Avigdor Lieberman vuole vincolare il riconoscimento della cittadinanza per i non ebrei a un «giuramento» di fedeltà non allo Stato di Israele bensì allo «Stato ebraico e democratico»
11 ottobre 2010
Michele Giorgio
Fonte: Il Manifesto - 10 ottobre 2010

«Gli emendamenti alla legge sulla cittadinanza sono illegittimi e contro la democrazia, perché obbligano le persone a dichiararsi fedeli a un'ideologia». Oded Feller, avvocato del Centro israeliano per i diritti civili (Acri), condanna il via libera che il primo ministro Netanyahu ha dato due giorni fa all'emendamento del ministro degli esteri Avigdor Lieberman che vincola il riconoscimento della cittadinanza per i non ebrei a un «giuramento» di fedeltà non allo Stato di Israele bensì allo «Stato ebraico e democratico». «Siamo di fronte a una pesante violazione della libertà d'espressione - aggiunge Feller -: uno Stato che impone ideologie e controlla le opinioni dei suoi cittadini non è una democrazia».
«Giuro di rispettare le leggi e i principi dello Stato di Israele in quanto Stato ebraico e democratico». È la formula che dovranno sottoscrivere i non-ebrei che richiederanno la cittadinanza o la residenza in Israele. È già pronto un decreto legge che andrà al primo voto domani. A luglio Netanyahu, davanti alle polemiche provocate dalle proposte di Lieberman - fautore accanito del «trasferimento» della popolazione araba israeliana al futuro Stato di Palestina - propose una formula leggermente diversa di giuramento di fedeltà a Israele «quale Stato del popolo ebraico che garantisce piena uguaglianza a tutti i suoi cittadini». Ma gli emendamenti approvati mercoledì riportano la versione originaria.

«È pazzesco, sarebbe come chiedere ai nuovi americani di giurare fedeltà agli Stati Uniti in quanto Stato degli anglosassoni bianchi e protestanti» ha commentato qualche settimana fa il pacifista Uri Avneri. Lieberman ha vinto su di un tema al centro della sua campagna elettorale. Ora il ministro degli esteri, in cambio dell'ok alla sua norma, appoggerà una estensione della limitata moratoria sulle nuove costruzioni nelle colonie israeliane scaduta il 26 settembre.

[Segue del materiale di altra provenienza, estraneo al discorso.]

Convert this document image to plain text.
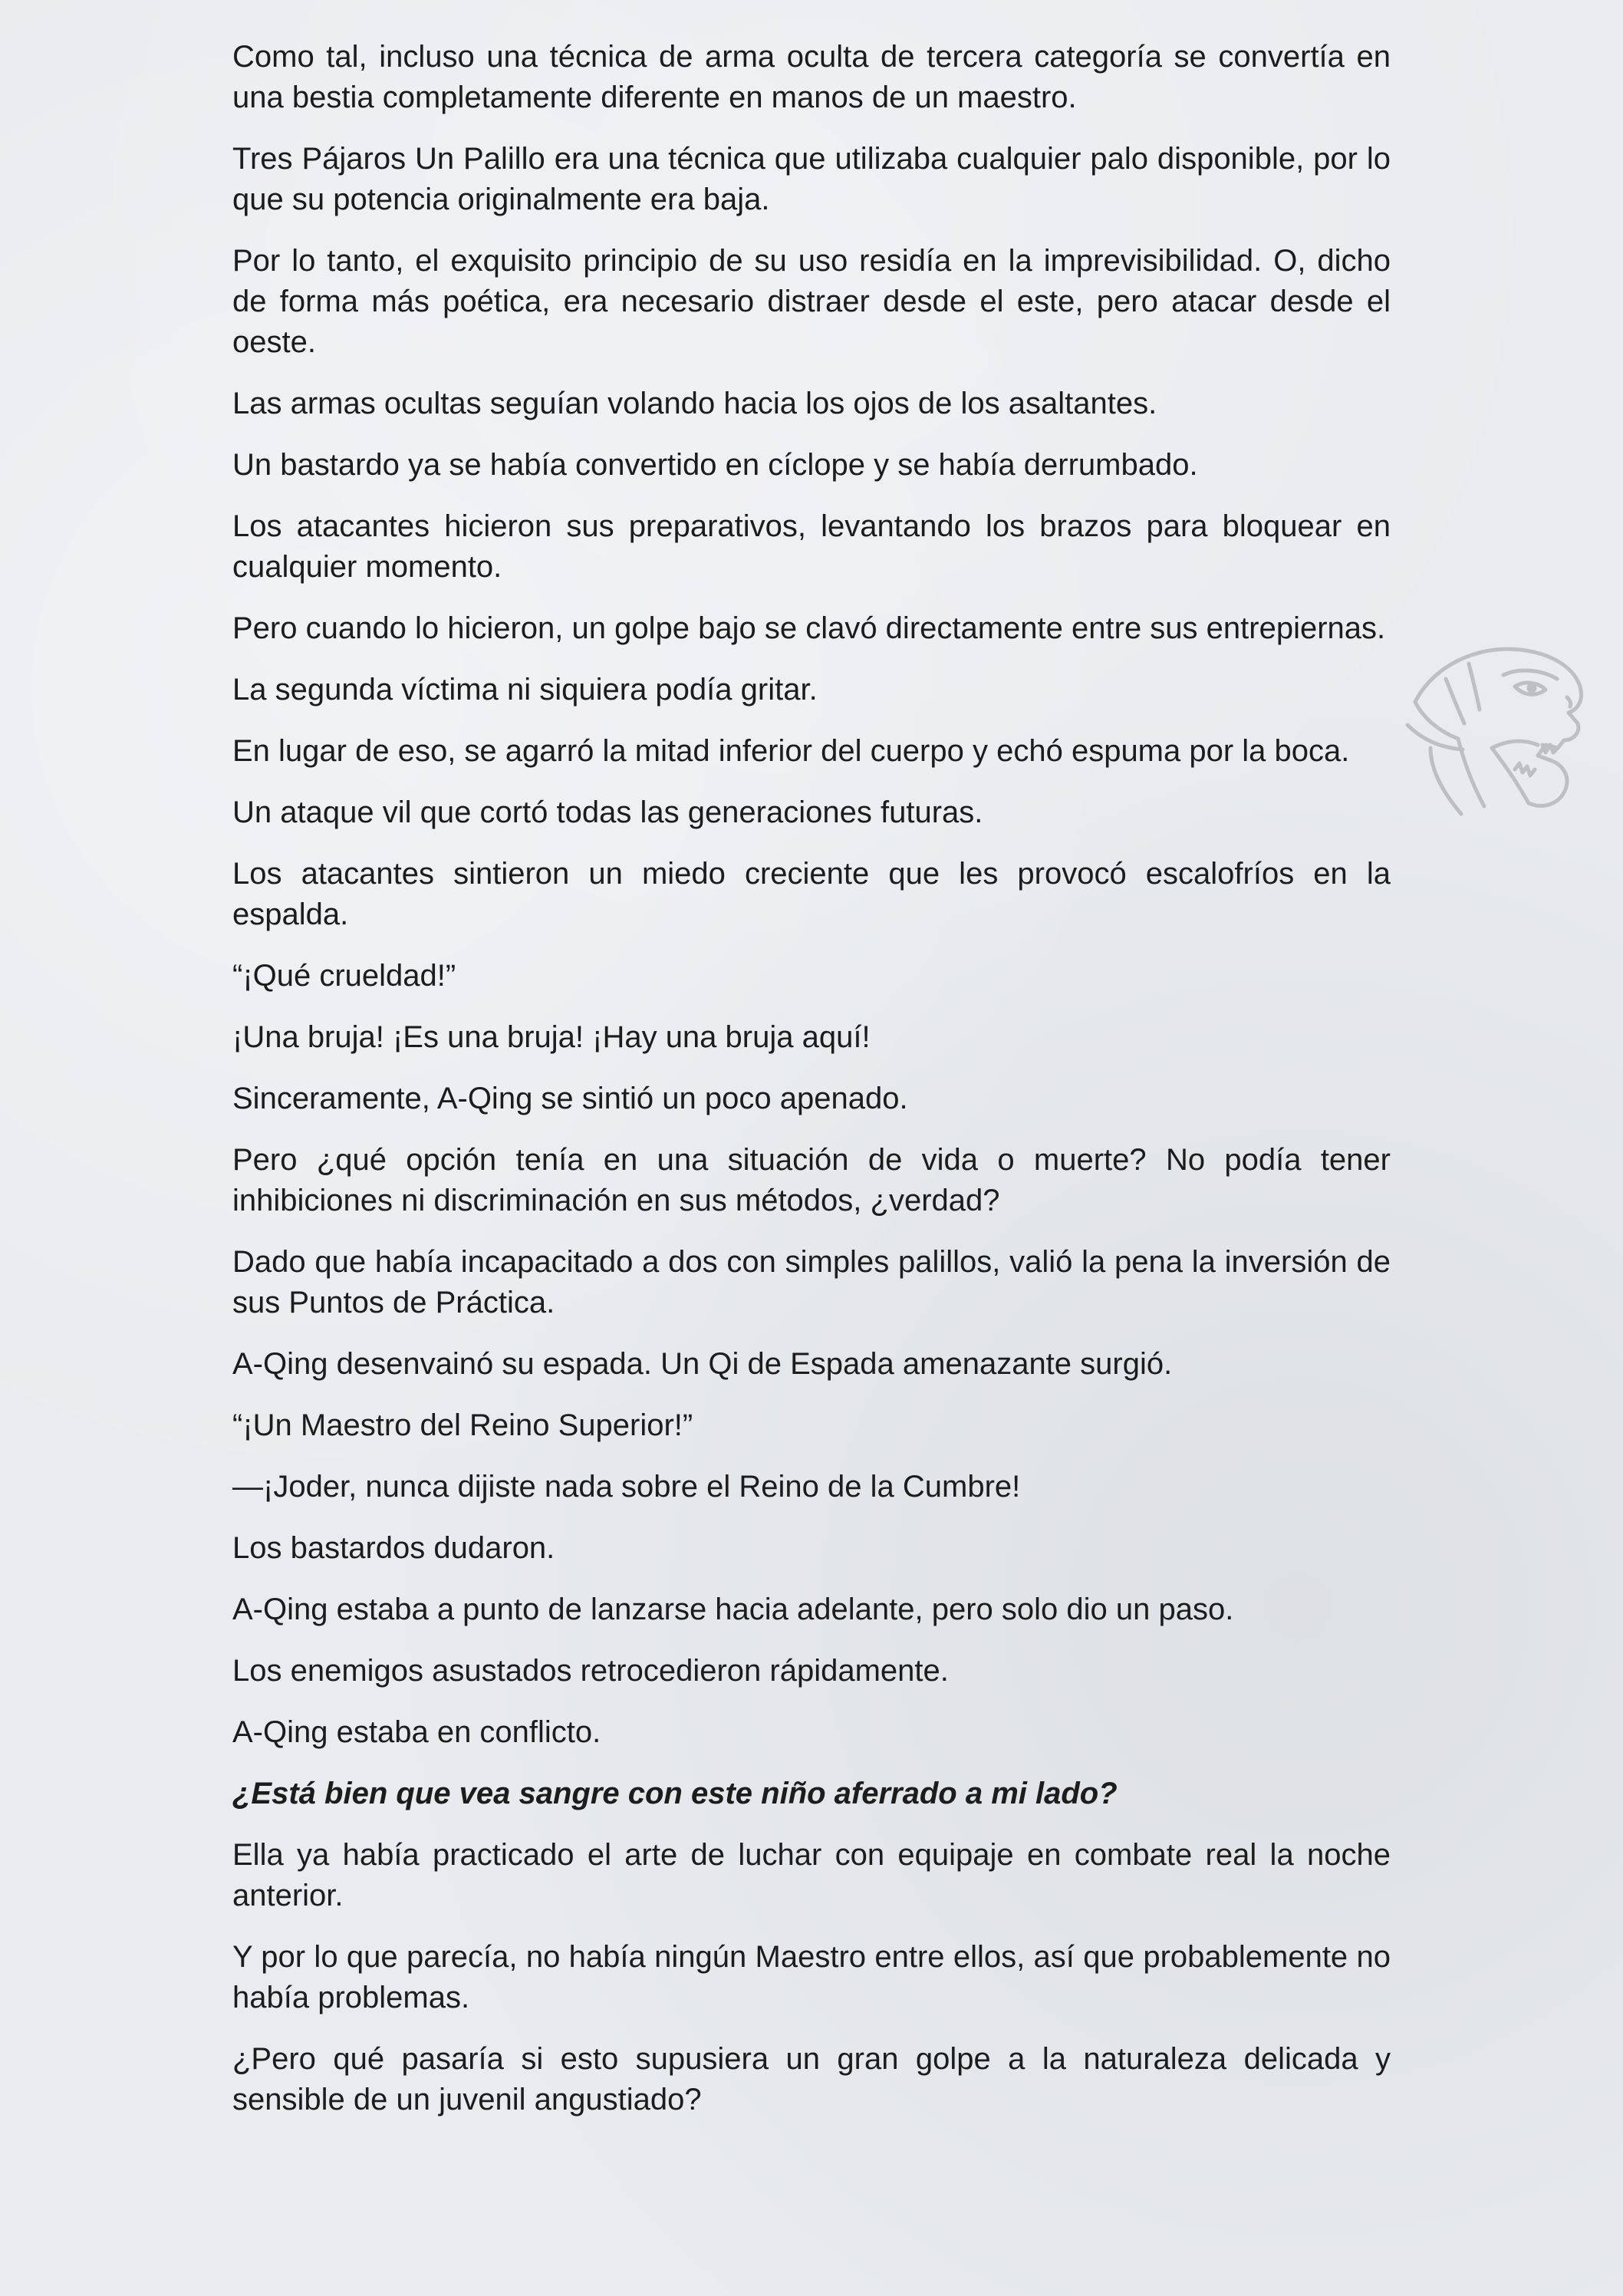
Como tal, incluso una técnica de arma oculta de tercera categoría se convertía en una bestia completamente diferente en manos de un maestro.

Tres Pájaros Un Palillo era una técnica que utilizaba cualquier palo disponible, por lo que su potencia originalmente era baja.

Por lo tanto, el exquisito principio de su uso residía en la imprevisibilidad. O, dicho de forma más poética, era necesario distraer desde el este, pero atacar desde el oeste.

Las armas ocultas seguían volando hacia los ojos de los asaltantes.

Un bastardo ya se había convertido en cíclope y se había derrumbado.

Los atacantes hicieron sus preparativos, levantando los brazos para bloquear en cualquier momento.

Pero cuando lo hicieron, un golpe bajo se clavó directamente entre sus entrepiernas.

La segunda víctima ni siquiera podía gritar.

En lugar de eso, se agarró la mitad inferior del cuerpo y echó espuma por la boca.

Un ataque vil que cortó todas las generaciones futuras.

Los atacantes sintieron un miedo creciente que les provocó escalofríos en la espalda.

“¡Qué crueldad!”

¡Una bruja! ¡Es una bruja! ¡Hay una bruja aquí!

Sinceramente, A-Qing se sintió un poco apenado.

Pero ¿qué opción tenía en una situación de vida o muerte? No podía tener inhibiciones ni discriminación en sus métodos, ¿verdad?

Dado que había incapacitado a dos con simples palillos, valió la pena la inversión de sus Puntos de Práctica.

A-Qing desenvainó su espada. Un Qi de Espada amenazante surgió.

“¡Un Maestro del Reino Superior!”

—¡Joder, nunca dijiste nada sobre el Reino de la Cumbre!

Los bastardos dudaron.

A-Qing estaba a punto de lanzarse hacia adelante, pero solo dio un paso.

Los enemigos asustados retrocedieron rápidamente.

A-Qing estaba en conflicto.

¿Está bien que vea sangre con este niño aferrado a mi lado?

Ella ya había practicado el arte de luchar con equipaje en combate real la noche anterior.

Y por lo que parecía, no había ningún Maestro entre ellos, así que probablemente no había problemas.

¿Pero qué pasaría si esto supusiera un gran golpe a la naturaleza delicada y sensible de un juvenil angustiado?
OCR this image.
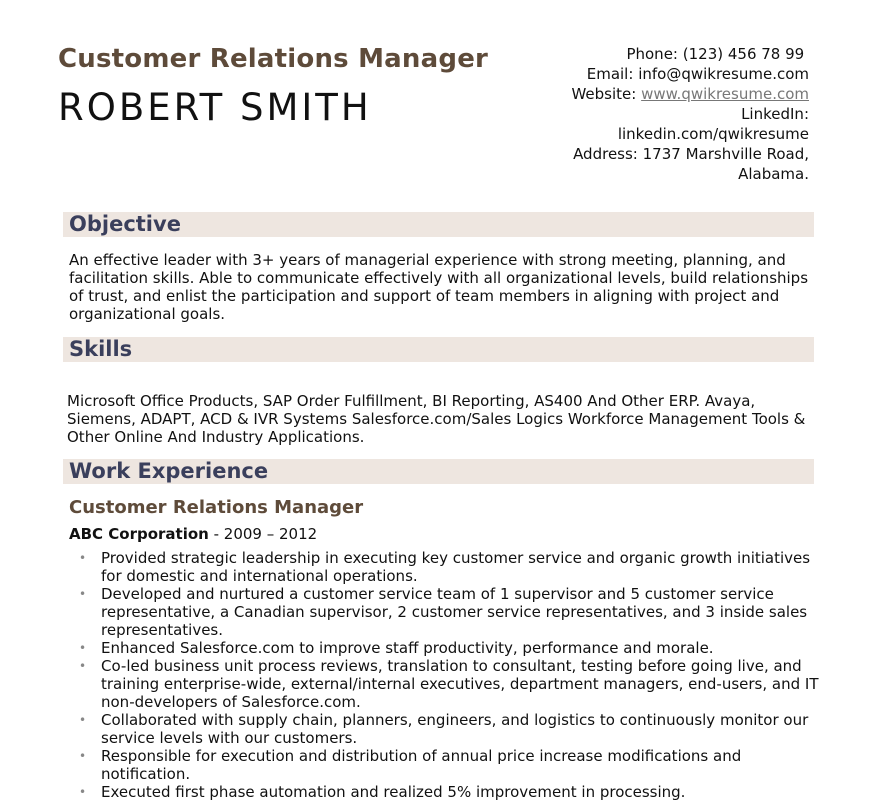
Customer Relations Manager
ROBERT SMITH
Phone: (123) 456 78 99
Email: info@qwikresume.com
Website: www.qwikresume.com
LinkedIn:
linkedin.com/qwikresume
Address: 1737 Marshville Road,
Alabama.
Objective
An effective leader with 3+ years of managerial experience with strong meeting, planning, and facilitation skills. Able to communicate effectively with all organizational levels, build relationships of trust, and enlist the participation and support of team members in aligning with project and organizational goals.
Skills
Microsoft Office Products, SAP Order Fulfillment, BI Reporting, AS400 And Other ERP. Avaya, Siemens, ADAPT, ACD & IVR Systems Salesforce.com/Sales Logics Workforce Management Tools & Other Online And Industry Applications.
Work Experience
Customer Relations Manager
ABC Corporation - 2009 – 2012
• Provided strategic leadership in executing key customer service and organic growth initiatives for domestic and international operations.
• Developed and nurtured a customer service team of 1 supervisor and 5 customer service representative, a Canadian supervisor, 2 customer service representatives, and 3 inside sales representatives.
• Enhanced Salesforce.com to improve staff productivity, performance and morale.
• Co-led business unit process reviews, translation to consultant, testing before going live, and training enterprise-wide, external/internal executives, department managers, end-users, and IT non-developers of Salesforce.com.
• Collaborated with supply chain, planners, engineers, and logistics to continuously monitor our service levels with our customers.
• Responsible for execution and distribution of annual price increase modifications and notification.
• Executed first phase automation and realized 5% improvement in processing.
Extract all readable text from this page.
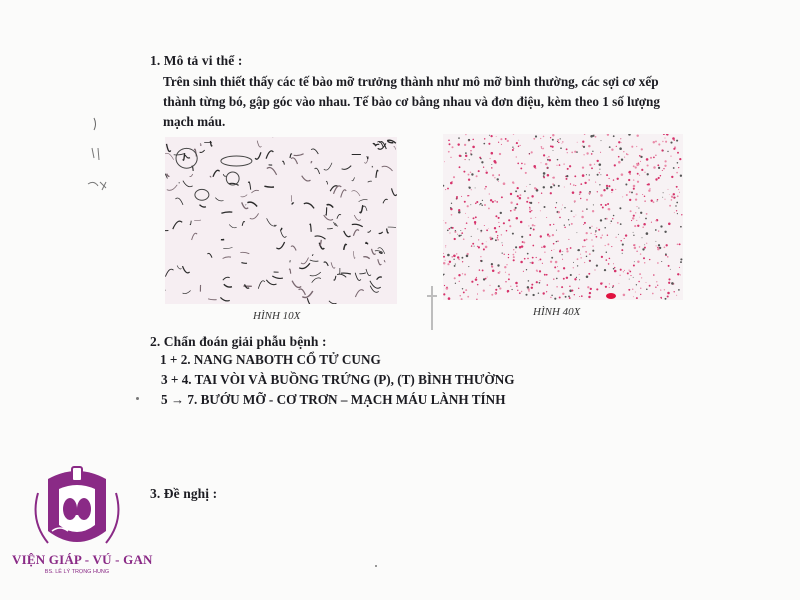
1. Mô tả vi thể :
Trên sinh thiết thấy các tế bào mỡ trưởng thành như mô mỡ bình thường, các sợi cơ xếp
thành từng bó, gập góc vào nhau. Tế bào cơ bằng nhau và đơn điệu, kèm theo 1 số lượng
mạch máu.
HÌNH 10X	HÌNH 40X
2. Chẩn đoán giải phẫu bệnh :
1 + 2. NANG NABOTH CỔ TỬ CUNG
3 + 4. TAI VÒI VÀ BUỒNG TRỨNG (P), (T) BÌNH THƯỜNG
5 → 7. BƯỚU MỠ - CƠ TRƠN – MẠCH MÁU LÀNH TÍNH
3. Đề nghị :
VIỆN GIÁP - VÚ - GAN
BS. LÊ LÝ TRỌNG HUNG
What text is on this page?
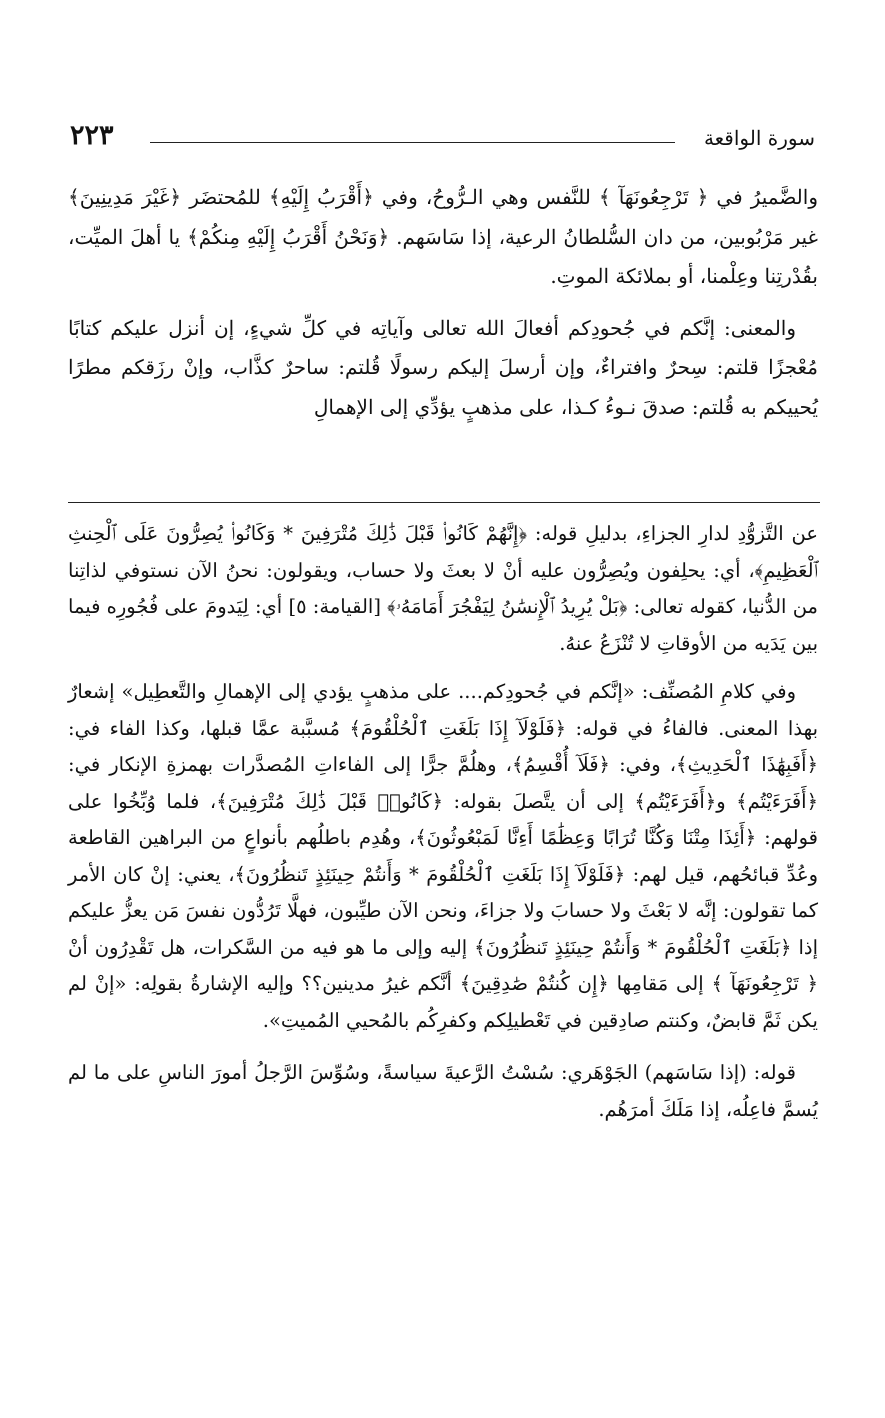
سورة الواقعة
٢٢٣

والضَّميرُ في ﴿ تَرْجِعُونَهَآ ﴾ للنَّفس وهي الـرُّوحُ، وفي ﴿أَقْرَبُ إِلَيْهِ﴾ للمُحتضَر ﴿غَيْرَ مَدِينِينَ﴾ غير مَرْبُوبين، من دان السُّلطانُ الرعية، إذا سَاسَهم. ﴿وَنَحْنُ أَقْرَبُ إِلَيْهِ مِنكُمْ﴾ يا أهلَ الميِّت، بقُدْرتِنا وعِلْمنا، أو بملائكة الموتِ.

والمعنى: إنَّكم في جُحودِكم أفعالَ الله تعالى وآياتِه في كلِّ شيءٍ، إن أنزل عليكم كتابًا مُعْجزًا قلتم: سِحرٌ وافتراءٌ، وإن أرسلَ إليكم رسولًا قُلتم: ساحرٌ كذَّاب، وإنْ رزَقكم مطرًا يُحييكم به قُلتم: صدقَ نـوءُ كـذا، على مذهبٍ يؤدِّي إلى الإهمالِ

عن التَّزوُّدِ لدارِ الجزاءِ، بدليلِ قوله: ﴿إِنَّهُمْ كَانُوا۟ قَبْلَ ذَٰلِكَ مُتْرَفِينَ * وَكَانُوا۟ يُصِرُّونَ عَلَى ٱلْحِنثِ ٱلْعَظِيمِ﴾، أي: يحلِفون ويُصِرُّون عليه أنْ لا بعثَ ولا حساب، ويقولون: نحنُ الآن نستوفي لذاتِنا من الدُّنيا، كقوله تعالى: ﴿بَلْ يُرِيدُ ٱلْإِنسَٰنُ لِيَفْجُرَ أَمَامَهُۥ﴾ [القيامة: ٥] أي: لِيَدومَ على فُجُورِه فيما بين يَدَيه من الأوقاتِ لا تُنْزَعُ عنهُ.

وفي كلامِ المُصنِّف: «إنَّكم في جُحودِكم.... على مذهبٍ يؤدي إلى الإهمالِ والتَّعطِيل» إشعارٌ بهذا المعنى. فالفاءُ في قوله: ﴿فَلَوْلَآ إِذَا بَلَغَتِ ٱلْحُلْقُومَ﴾ مُسبَّبة عمَّا قبلها، وكذا الفاء في: ﴿أَفَبِهَٰذَا ٱلْحَدِيثِ﴾، وفي: ﴿فَلَآ أُقْسِمُ﴾، وهلُمَّ جرًّا إلى الفاءاتِ المُصدَّرات بهمزةِ الإنكار في: ﴿أَفَرَءَيْتُم﴾ و﴿أَفَرَءَيْتُم﴾ إلى أن يتَّصلَ بقوله: ﴿كَانُوا۟ قَبْلَ ذَٰلِكَ مُتْرَفِينَ﴾، فلما وُبِّخُوا على قولهم: ﴿أَئِذَا مِتْنَا وَكُنَّا تُرَابًا وَعِظَٰمًا أَءِنَّا لَمَبْعُوثُونَ﴾، وهُدِم باطلُهم بأنواعٍ من البراهين القاطعة وعُدِّ قبائحُهم، قيل لهم: ﴿فَلَوْلَآ إِذَا بَلَغَتِ ٱلْحُلْقُومَ * وَأَنتُمْ حِينَئِذٍ تَنظُرُونَ﴾، يعني: إنْ كان الأمر كما تقولون: إنَّه لا بَعْثَ ولا حسابَ ولا جزاءَ، ونحن الآن طيِّبون، فهلَّا تَرُدُّون نفسَ مَن يعزُّ عليكم إذا ﴿بَلَغَتِ ٱلْحُلْقُومَ * وَأَنتُمْ حِينَئِذٍ تَنظُرُونَ﴾ إليه وإلى ما هو فيه من السَّكرات، هل تَقْدِرُون أنْ ﴿ تَرْجِعُونَهَآ ﴾ إلى مَقامِها ﴿إِن كُنتُمْ صَٰدِقِينَ﴾ أنَّكم غيرُ مدينين؟؟ وإليه الإشارةُ بقولِه: «إنْ لم يكن ثَمَّ قابضٌ، وكنتم صادِقين في تَعْطيلِكم وكفرِكُم بالمُحيي المُميتِ».

قوله: (إذا سَاسَهم) الجَوْهَري: سُسْتُ الرَّعيةَ سياسةً، وسُوِّسَ الرَّجلُ أمورَ الناسِ على ما لم يُسمَّ فاعِلُه، إذا مَلَكَ أمرَهُم.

Gli emendamenti alla legge sono studiati per gli stranieri che sposano un cittadino israeliano e poi richiedono la cittadinanza o la residenza in base alla riunificazione familiare. In particolare però mira a impedire che, dopo il matrimonio, i palestinesi possano richiedere la cittadinanza. Dichiararsi fedele a Israele come «Stato del popolo ebraico», quindi ai principi del sionismo, è inaccettabile per la quasi totalità dei palestinesi. A questo punto è scontato che un simile giuramento verrà chiesto anche agli arabi israeliani eletti alla Knesset. I rappresentanti della minoranza araba israeliana si preparano a scrivere al Quartetto per il Medio Oriente (Usa, Onu, Russia e Ue) per chiedere la condanna aperta della nuova legge. «Questi emendamenti sono di stampo fascista» ha protestato la parlamentare araba Hanin Zoabi (Balad).
Il riconoscimento ufficiale da parte dell'Anp dello «Stato del popolo ebraico», peraltro è una delle richieste centrali presentate da Netanyahu ad Abu Mazen ma le trattative potrebbero interrompersi già nei prossimi giorni. Oggi la Lega Araba riunita in Libia si esprimerà sull'estensione della moratoria sulle colonie israeliane nella Cisgiordania palestinese. Gli Stati Uniti premono sui regimi arabi alleati affinché obblighino Abu Mazen a proseguire il negoziato mentre gli insediamenti colonici vengono allargati. E le pressioni hanno ottenuto risultati immediati. «I capi di stato arabi non diranno al presidente Abu Mazen cosa fare nell'ambito delle trattative con Israele», ha annunciato il segretario generale della Lega Araba, Amr Musa. Lasciato solo Abu Mazen fa sapere che darà le dimissioni se continueranno le costruzioni nelle colonie. Ma ormai nessuno gli crede più.